PCCW Global, a subsidiary of Hong Kong Telecom, is a communication service provider with global coverage. Semantic Arts worked with PCCW Global to improve visibility into assets available for customer service to optimize the value of billions of dollars of capital investment and improve the PCCW Global customer experience.
Prior to the engagement, the relevant data was stored in multiple application siloes. Each application used its own set of identifiers. Creating the views needed by Sales was a time-consuming manual process.
PCCW Global translated the needs of Sales into a short list of competency questions, i.e. questions the knowledge graph would need to answer. We then used the competency questions to establish an extension to the Semantic Arts gist upper ontology. With the target view established, we then worked with SMEs to identify which data elements from which applications would be required to create the knowledge graph.

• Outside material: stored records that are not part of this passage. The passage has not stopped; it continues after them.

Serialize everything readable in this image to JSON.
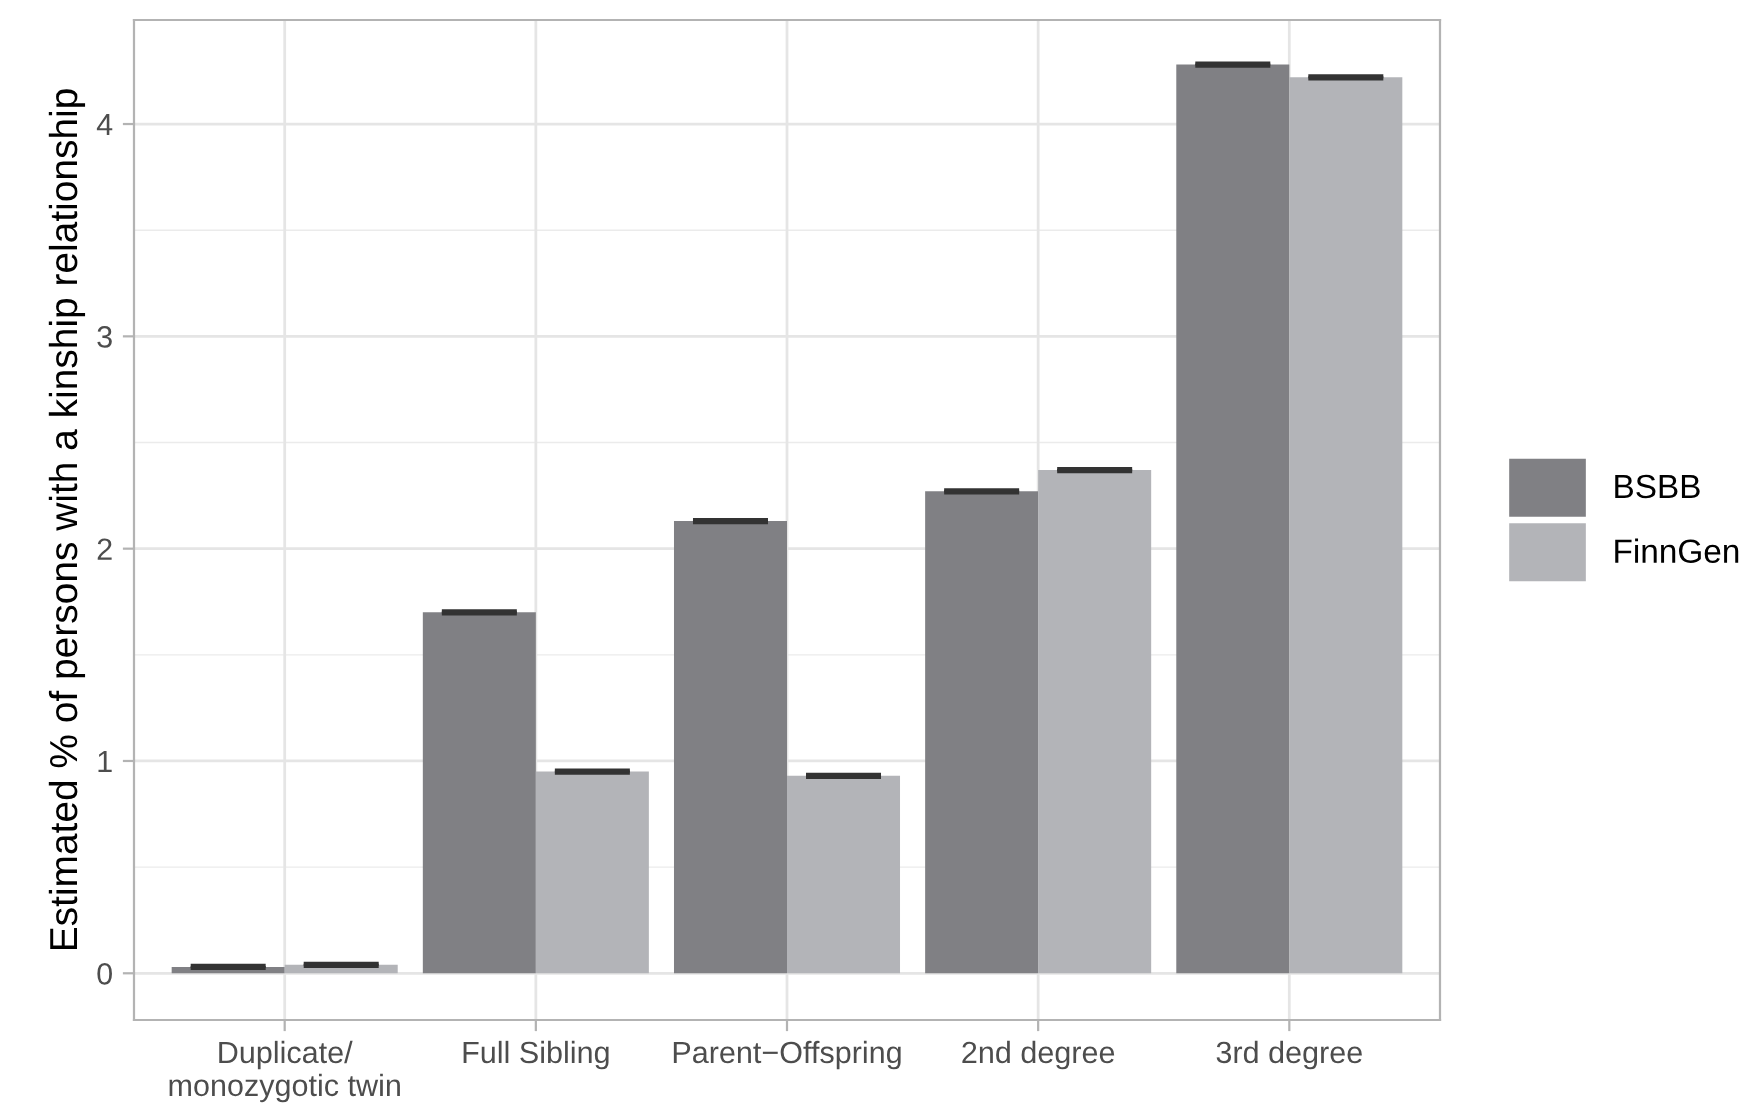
{
  "chart_data": {
    "type": "bar",
    "ylabel": "Estimated % of persons with a kinship relationship",
    "categories": [
      "Duplicate/\nmonozygotic twin",
      "Full Sibling",
      "Parent−Offspring",
      "2nd degree",
      "3rd degree"
    ],
    "series": [
      {
        "name": "BSBB",
        "color": "#808084",
        "values": [
          0.03,
          1.7,
          2.13,
          2.27,
          4.28
        ],
        "errors": [
          0.005,
          0.005,
          0.005,
          0.005,
          0.005
        ]
      },
      {
        "name": "FinnGen",
        "color": "#b3b4b8",
        "values": [
          0.04,
          0.95,
          0.93,
          2.37,
          4.22
        ],
        "errors": [
          0.005,
          0.005,
          0.005,
          0.005,
          0.005
        ]
      }
    ],
    "ylim": [
      -0.22,
      4.49
    ],
    "yticks": [
      0,
      1,
      2,
      3,
      4
    ],
    "grid": true,
    "legend": "right"
  }
}
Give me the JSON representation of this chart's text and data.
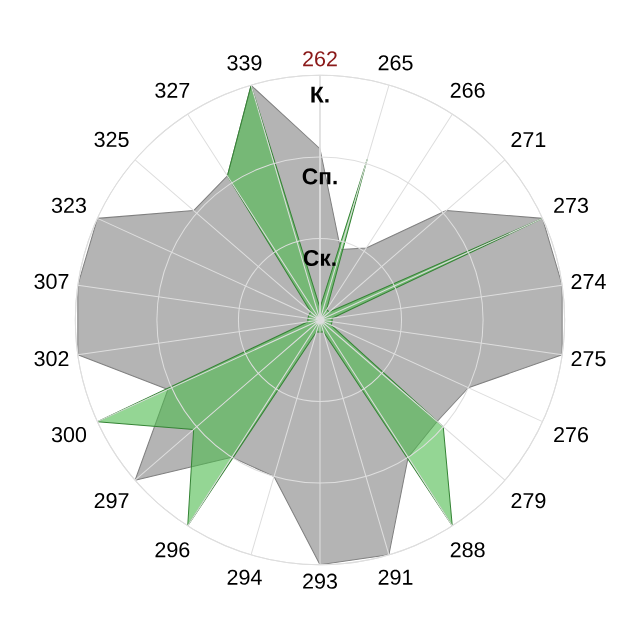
{
  "chart_data": {
    "type": "radar",
    "categories": [
      "262",
      "265",
      "266",
      "271",
      "273",
      "274",
      "275",
      "276",
      "279",
      "288",
      "291",
      "293",
      "294",
      "296",
      "297",
      "300",
      "302",
      "307",
      "323",
      "325",
      "327",
      "339"
    ],
    "ylim": [
      0,
      3
    ],
    "yticks": [
      {
        "value": 1,
        "label": "Ск."
      },
      {
        "value": 2,
        "label": "Сп."
      },
      {
        "value": 3,
        "label": "К."
      }
    ],
    "grid": true,
    "series": [
      {
        "color": "#b4b4b4",
        "values": [
          2.1,
          0.9,
          1.05,
          2.05,
          3,
          3,
          3,
          2,
          1.9,
          2,
          3,
          3,
          2,
          2,
          3,
          2.05,
          3,
          3,
          3,
          2.05,
          2.1,
          3
        ]
      },
      {
        "color": "#4cbb4c",
        "values": [
          0.15,
          2.05,
          0.15,
          0.15,
          3,
          0.15,
          0.15,
          0.15,
          2,
          3,
          0.15,
          0.15,
          0.15,
          3,
          2.05,
          3,
          0.15,
          0.15,
          0.15,
          0.15,
          2.1,
          3
        ]
      }
    ]
  }
}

Data was extracted from the sources in two ways. We used the tarql program to convert comma-separated values into semantic triples of the form subject – predicate – object. For data that was available in json format, PCCW Global provided a custom program to convert the data into rdf triples. Subsequently, we refined the code used on this project to create a generic program to convert json data to triples guided by a configuration file that identifies how to handle special cases such as data about one class embedded in the data for a different class.
To simplify the transformation of data from data silos to a single knowledge graph, we first consolidated the data from all the sources and then performed the transformation to triples. In effect, rather than a conventional ETL (Extract-Transform-Load) approach, we used ELT: Extract-Load-Transform. The data was loaded into the knowledge graph as “naïve” triples that used existing relational column names as predicates. The logic for creating a single node with a unique, permanent ID for each network object could then be executed on the consolidated data from the multiple sources.
After completing the two-step data ingestion, we had a concise set of triples with no duplication of data and we were able to answer all of the competency questions. Along the way, we identified potential applications of mathematical graph theory that could refine the view of usable spare network capacity given the existing configuration of connections between network elements and existing service.
Having completed the analysis, design, and implementation, key questions about assets available to provide service to PCCW Global customers can be answered directly from the knowledge graph, and cumbersome manual piecing data together from multiple sources is no longer required.